Worried about a recession? Toronto-Dominion has historically been a more conservative lender. It is focused on less volatile businesses and as such, is better prepared to withstand an economic downturn. It is one of the best-run banks and has one of the highest credit ratings among Canada’s banks. It is therefore not surprising, that the company has always commanded a premium valuation as compared to its peers.
1. Fortis (FTS.TO)
You won’t find a blue chip stock list that doesn’t contain Fortis (TSX:FTS). And if you do, you should maybe find another list. The Canadian utility company is among the top 15 in North America, and has over 10 utility operations under its belt in Canada, the United States and the Caribbean.
The utility industry is highly regulated, which often leads to consistent cash flows. As the population keeps growing, energy demands will grow right along with it and utility companies are positioned to profit.
Fortis has the second longest dividend growth streak in the country at 45 years. This has cemented the company as one of the best investments in Canada and definitely worthy of its blue-chip title. Yielding 3.27%, the company has grown dividends at a 5 year rate of 6% with a payout ratio of only 48%.

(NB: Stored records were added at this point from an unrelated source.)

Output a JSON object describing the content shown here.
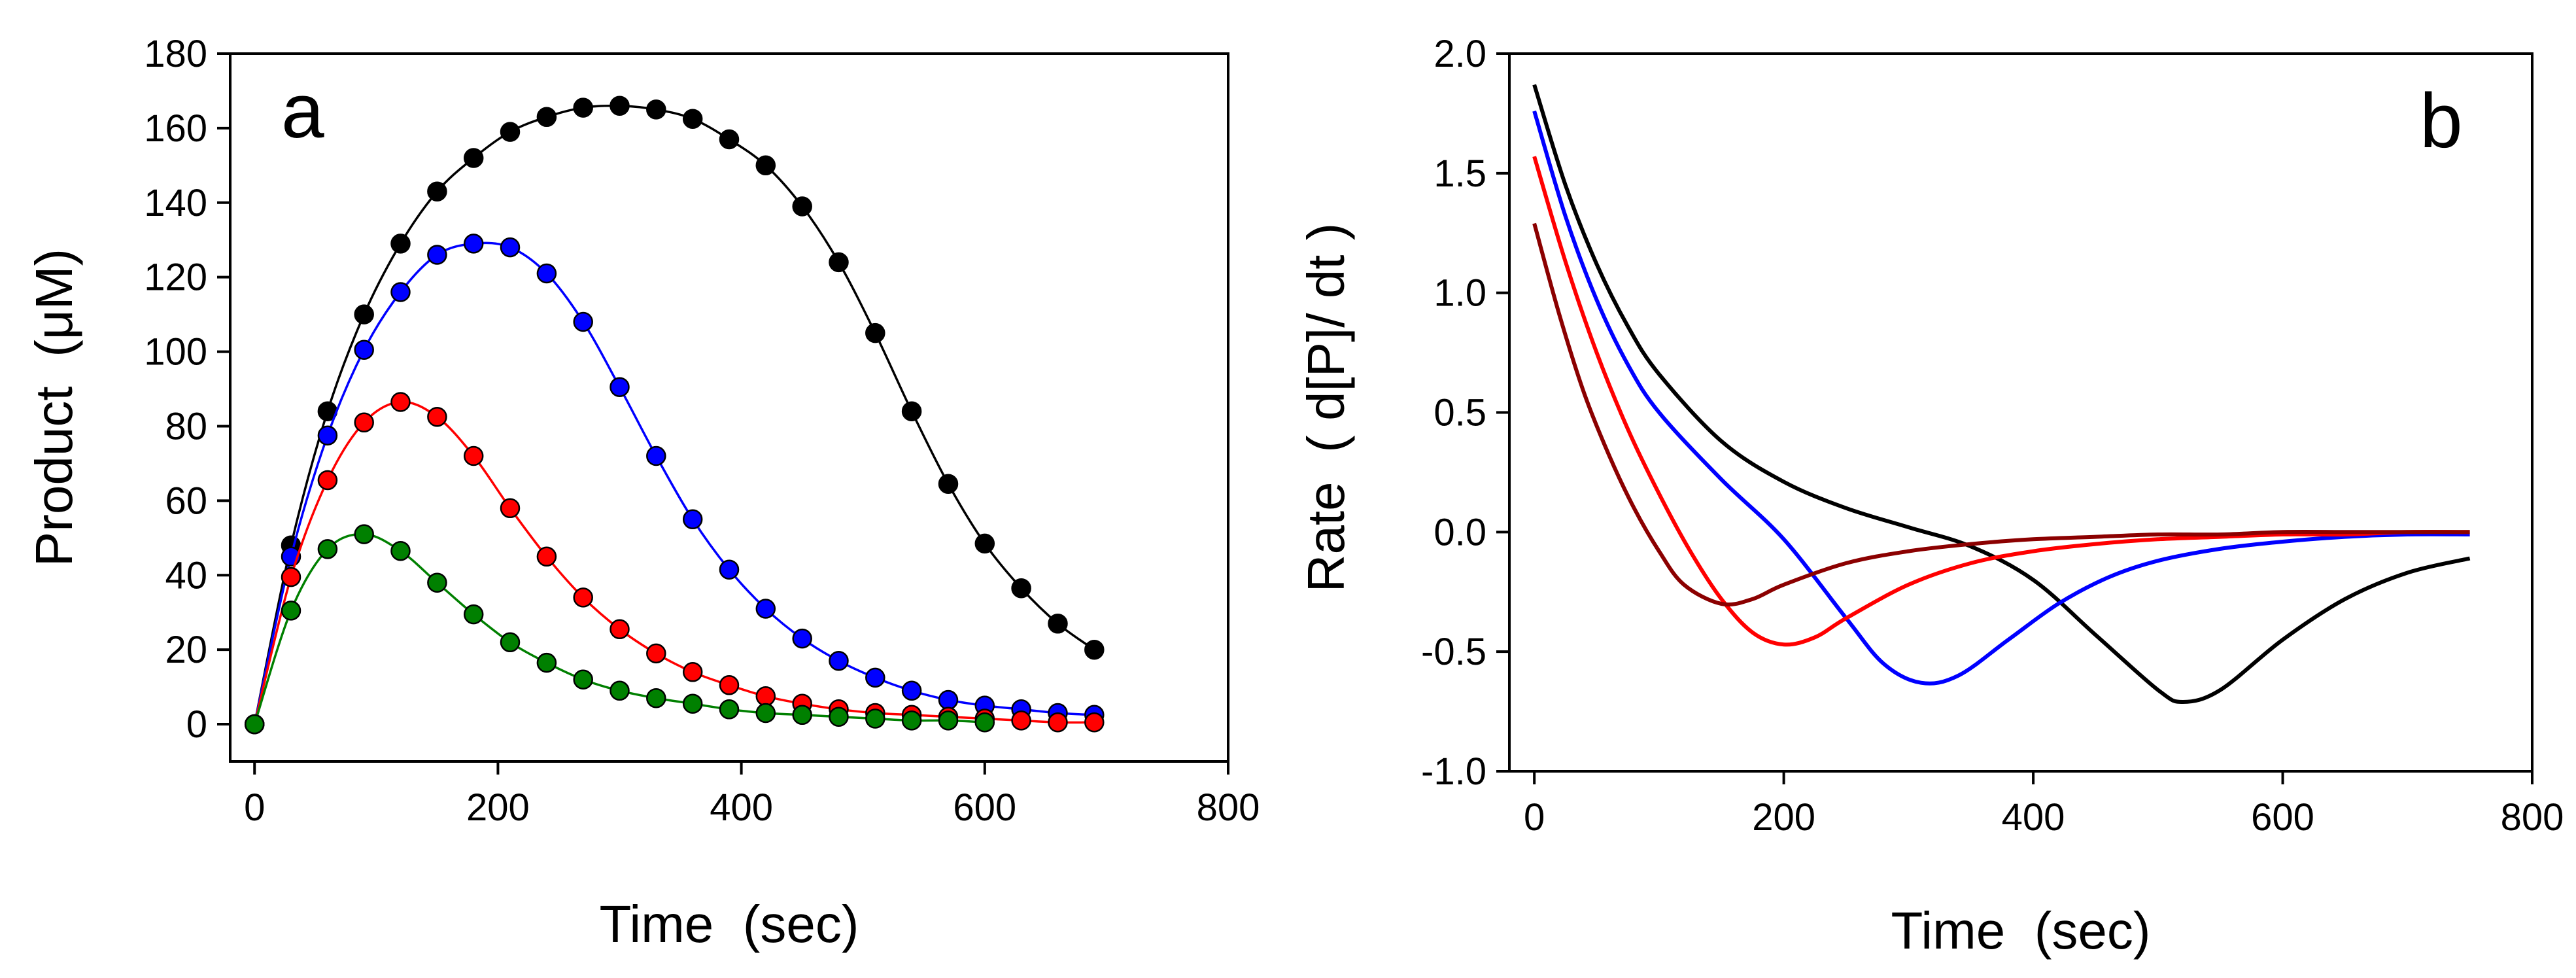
{
  "chart_data": [
    {
      "type": "scatter",
      "panel_label": "a",
      "xlabel": "Time  (sec)",
      "ylabel": "Product  (μM)",
      "xlim": [
        -20,
        800
      ],
      "ylim": [
        -10,
        180
      ],
      "xticks": [
        0,
        200,
        400,
        600,
        800
      ],
      "yticks": [
        0,
        20,
        40,
        60,
        80,
        100,
        120,
        140,
        160,
        180
      ],
      "grid": false,
      "series": [
        {
          "name": "black",
          "color": "#000000",
          "x": [
            0,
            30,
            60,
            90,
            120,
            150,
            180,
            210,
            240,
            270,
            300,
            330,
            360,
            390,
            420,
            450,
            480,
            510,
            540,
            570,
            600,
            630,
            660,
            690
          ],
          "y": [
            0,
            48,
            84,
            110,
            129,
            143,
            152,
            159,
            163,
            165.5,
            166,
            165,
            162.5,
            157,
            150,
            139,
            124,
            105,
            84,
            64.5,
            48.5,
            36.5,
            27,
            20
          ]
        },
        {
          "name": "blue",
          "color": "#0000ff",
          "x": [
            0,
            30,
            60,
            90,
            120,
            150,
            180,
            210,
            240,
            270,
            300,
            330,
            360,
            390,
            420,
            450,
            480,
            510,
            540,
            570,
            600,
            630,
            660,
            690
          ],
          "y": [
            0,
            45,
            77.5,
            100.5,
            116,
            126,
            129,
            128,
            121,
            108,
            90.5,
            72,
            55,
            41.5,
            31,
            23,
            17,
            12.5,
            9,
            6.5,
            5,
            4,
            3,
            2.5
          ]
        },
        {
          "name": "red",
          "color": "#ff0000",
          "x": [
            0,
            30,
            60,
            90,
            120,
            150,
            180,
            210,
            240,
            270,
            300,
            330,
            360,
            390,
            420,
            450,
            480,
            510,
            540,
            570,
            600,
            630,
            660,
            690
          ],
          "y": [
            0,
            39.5,
            65.5,
            81,
            86.5,
            82.5,
            72,
            58,
            45,
            34,
            25.5,
            19,
            14,
            10.5,
            7.5,
            5.5,
            4,
            3,
            2.5,
            2,
            1.5,
            1,
            0.5,
            0.5
          ]
        },
        {
          "name": "green",
          "color": "#008000",
          "x": [
            0,
            30,
            60,
            90,
            120,
            150,
            180,
            210,
            240,
            270,
            300,
            330,
            360,
            390,
            420,
            450,
            480,
            510,
            540,
            570,
            600
          ],
          "y": [
            0,
            30.5,
            47,
            51,
            46.5,
            38,
            29.5,
            22,
            16.5,
            12,
            9,
            7,
            5.5,
            4,
            3,
            2.5,
            2,
            1.5,
            1,
            1,
            0.5
          ]
        }
      ]
    },
    {
      "type": "line",
      "panel_label": "b",
      "xlabel": "Time  (sec)",
      "ylabel": "Rate  ( d[P]/ dt )",
      "xlim": [
        -20,
        800
      ],
      "ylim": [
        -1.0,
        2.0
      ],
      "xticks": [
        0,
        200,
        400,
        600,
        800
      ],
      "yticks": [
        -1.0,
        -0.5,
        0.0,
        0.5,
        1.0,
        1.5,
        2.0
      ],
      "ytick_labels": [
        "-1.0",
        "-0.5",
        "0.0",
        "0.5",
        "1.0",
        "1.5",
        "2.0"
      ],
      "grid": false,
      "series": [
        {
          "name": "black",
          "color": "#000000",
          "x": [
            0,
            25,
            50,
            75,
            100,
            150,
            200,
            250,
            300,
            350,
            400,
            450,
            500,
            520,
            550,
            600,
            650,
            700,
            750
          ],
          "y": [
            1.87,
            1.45,
            1.12,
            0.86,
            0.66,
            0.38,
            0.21,
            0.1,
            0.02,
            -0.06,
            -0.2,
            -0.43,
            -0.66,
            -0.71,
            -0.66,
            -0.45,
            -0.28,
            -0.17,
            -0.11
          ]
        },
        {
          "name": "blue",
          "color": "#0000ff",
          "x": [
            0,
            25,
            50,
            75,
            100,
            150,
            200,
            250,
            280,
            310,
            340,
            380,
            420,
            460,
            500,
            550,
            600,
            650,
            700,
            750
          ],
          "y": [
            1.76,
            1.32,
            0.97,
            0.7,
            0.5,
            0.22,
            -0.03,
            -0.36,
            -0.55,
            -0.63,
            -0.6,
            -0.45,
            -0.3,
            -0.19,
            -0.12,
            -0.07,
            -0.04,
            -0.02,
            -0.01,
            -0.01
          ]
        },
        {
          "name": "red",
          "color": "#ff0000",
          "x": [
            0,
            25,
            50,
            75,
            100,
            125,
            150,
            175,
            200,
            225,
            250,
            300,
            350,
            400,
            450,
            500,
            550,
            600,
            650,
            700,
            750
          ],
          "y": [
            1.57,
            1.13,
            0.75,
            0.43,
            0.16,
            -0.08,
            -0.28,
            -0.42,
            -0.47,
            -0.44,
            -0.36,
            -0.22,
            -0.13,
            -0.08,
            -0.05,
            -0.03,
            -0.02,
            -0.01,
            -0.01,
            0,
            0
          ]
        },
        {
          "name": "darkred",
          "color": "#8b0000",
          "x": [
            0,
            20,
            40,
            60,
            80,
            100,
            120,
            150,
            175,
            200,
            250,
            300,
            350,
            400,
            450,
            500,
            550,
            600,
            650,
            700,
            750
          ],
          "y": [
            1.29,
            0.91,
            0.58,
            0.32,
            0.1,
            -0.08,
            -0.22,
            -0.3,
            -0.28,
            -0.22,
            -0.13,
            -0.08,
            -0.05,
            -0.03,
            -0.02,
            -0.01,
            -0.01,
            0,
            0,
            0,
            0
          ]
        }
      ]
    }
  ]
}
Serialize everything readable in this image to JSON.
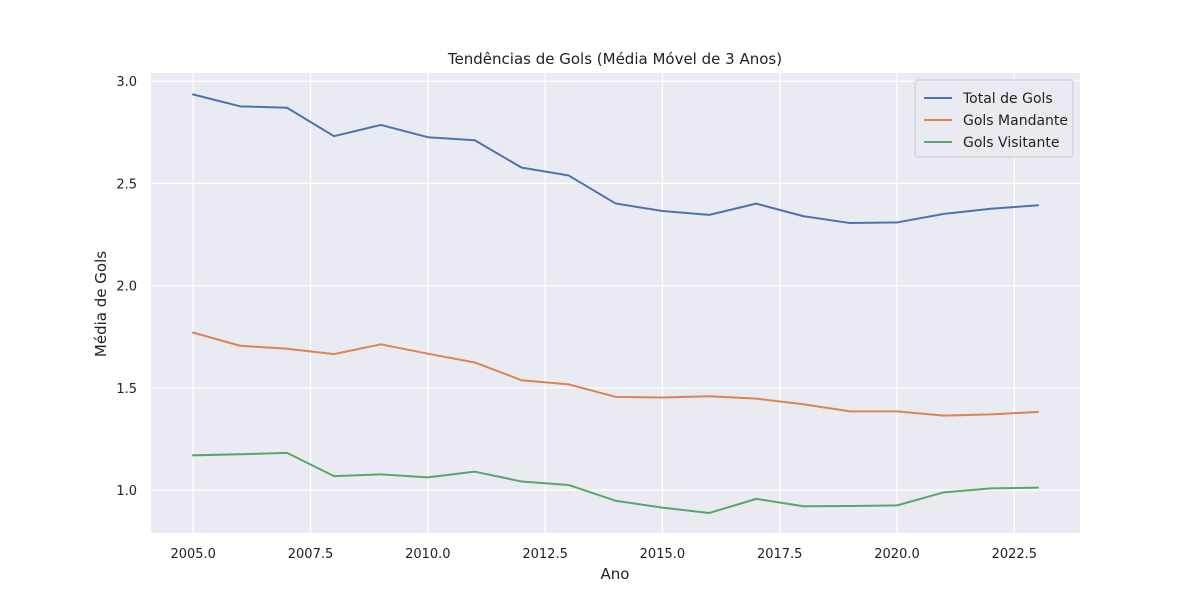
{
  "chart_data": {
    "type": "line",
    "title": "Tendências de Gols (Média Móvel de 3 Anos)",
    "xlabel": "Ano",
    "ylabel": "Média de Gols",
    "xlim": [
      2004.1,
      2023.9
    ],
    "ylim": [
      0.79,
      3.04
    ],
    "x_ticks": [
      2005.0,
      2007.5,
      2010.0,
      2012.5,
      2015.0,
      2017.5,
      2020.0,
      2022.5
    ],
    "x_tick_labels": [
      "2005.0",
      "2007.5",
      "2010.0",
      "2012.5",
      "2015.0",
      "2017.5",
      "2020.0",
      "2022.5"
    ],
    "y_ticks": [
      1.0,
      1.5,
      2.0,
      2.5,
      3.0
    ],
    "y_tick_labels": [
      "1.0",
      "1.5",
      "2.0",
      "2.5",
      "3.0"
    ],
    "grid": true,
    "legend_position": "top-right",
    "background_color": "#eaeaf2",
    "grid_color": "#ffffff",
    "x": [
      2005,
      2006,
      2007,
      2008,
      2009,
      2010,
      2011,
      2012,
      2013,
      2014,
      2015,
      2016,
      2017,
      2018,
      2019,
      2020,
      2021,
      2022,
      2023
    ],
    "series": [
      {
        "name": "Total de Gols",
        "color": "#4c72b0",
        "values": [
          2.935,
          2.877,
          2.87,
          2.731,
          2.786,
          2.726,
          2.711,
          2.577,
          2.539,
          2.402,
          2.365,
          2.346,
          2.401,
          2.34,
          2.306,
          2.309,
          2.351,
          2.376,
          2.393
        ]
      },
      {
        "name": "Gols Mandante",
        "color": "#dd8452",
        "values": [
          1.77,
          1.706,
          1.691,
          1.665,
          1.713,
          1.667,
          1.624,
          1.537,
          1.517,
          1.456,
          1.453,
          1.459,
          1.447,
          1.42,
          1.385,
          1.385,
          1.364,
          1.37,
          1.382
        ]
      },
      {
        "name": "Gols Visitante",
        "color": "#55a868",
        "values": [
          1.17,
          1.175,
          1.182,
          1.068,
          1.077,
          1.062,
          1.09,
          1.042,
          1.025,
          0.948,
          0.914,
          0.888,
          0.957,
          0.921,
          0.922,
          0.925,
          0.989,
          1.008,
          1.012
        ]
      }
    ]
  }
}
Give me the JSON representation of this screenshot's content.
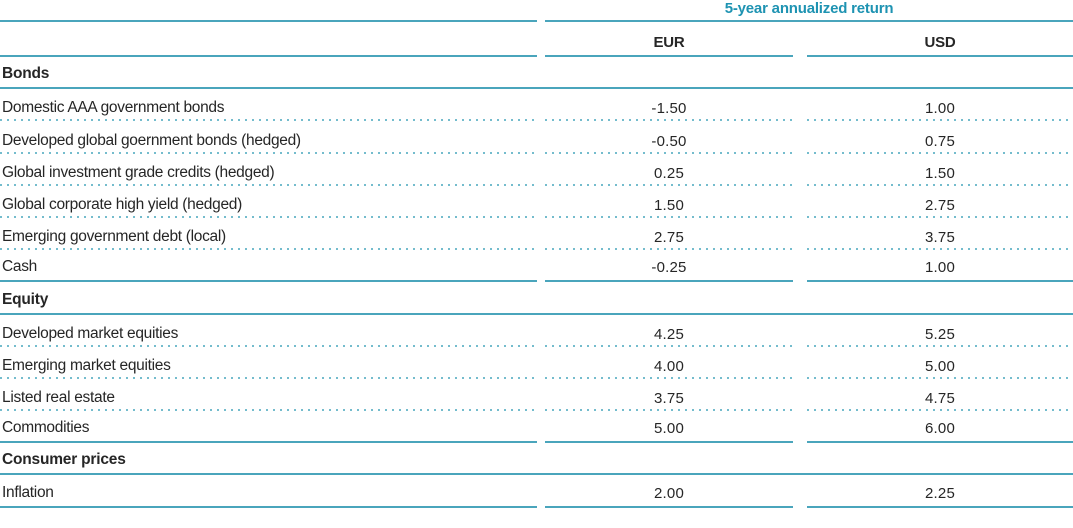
{
  "chart_data": {
    "type": "table",
    "title": "5-year annualized return",
    "columns": [
      "EUR",
      "USD"
    ],
    "groups": [
      {
        "name": "Bonds",
        "rows": [
          {
            "label": "Domestic AAA government bonds",
            "eur": "-1.50",
            "usd": "1.00"
          },
          {
            "label": "Developed global goernment bonds (hedged)",
            "eur": "-0.50",
            "usd": "0.75"
          },
          {
            "label": "Global investment grade credits (hedged)",
            "eur": "0.25",
            "usd": "1.50"
          },
          {
            "label": "Global corporate high yield (hedged)",
            "eur": "1.50",
            "usd": "2.75"
          },
          {
            "label": "Emerging government debt (local)",
            "eur": "2.75",
            "usd": "3.75"
          },
          {
            "label": "Cash",
            "eur": "-0.25",
            "usd": "1.00"
          }
        ]
      },
      {
        "name": "Equity",
        "rows": [
          {
            "label": "Developed market equities",
            "eur": "4.25",
            "usd": "5.25"
          },
          {
            "label": "Emerging market equities",
            "eur": "4.00",
            "usd": "5.00"
          },
          {
            "label": "Listed real estate",
            "eur": "3.75",
            "usd": "4.75"
          },
          {
            "label": "Commodities",
            "eur": "5.00",
            "usd": "6.00"
          }
        ]
      },
      {
        "name": "Consumer prices",
        "rows": [
          {
            "label": "Inflation",
            "eur": "2.00",
            "usd": "2.25"
          }
        ]
      }
    ]
  },
  "colors": {
    "line_teal": "#4aa5bc",
    "dotted_teal": "#74bccd",
    "header_teal": "#1e93b2",
    "text_dark": "#262626"
  }
}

Utility companies rely heavily on debt to finance capital investments. As such, these companies are prone to setbacks when interest rates rise. This is something you need to keep an eye on if you’re looking to invest in a Canadian blue chip stock like Fortis.
However, rising interest rates seemed to have no negative consequences for the utility giants stock price over the last couple of years. In fact, since October of 2018, the stocks price has increased 32.4%. Add a lucrative dividend to the mix, and you have a stock that is as close to a set and forget investment as you can get.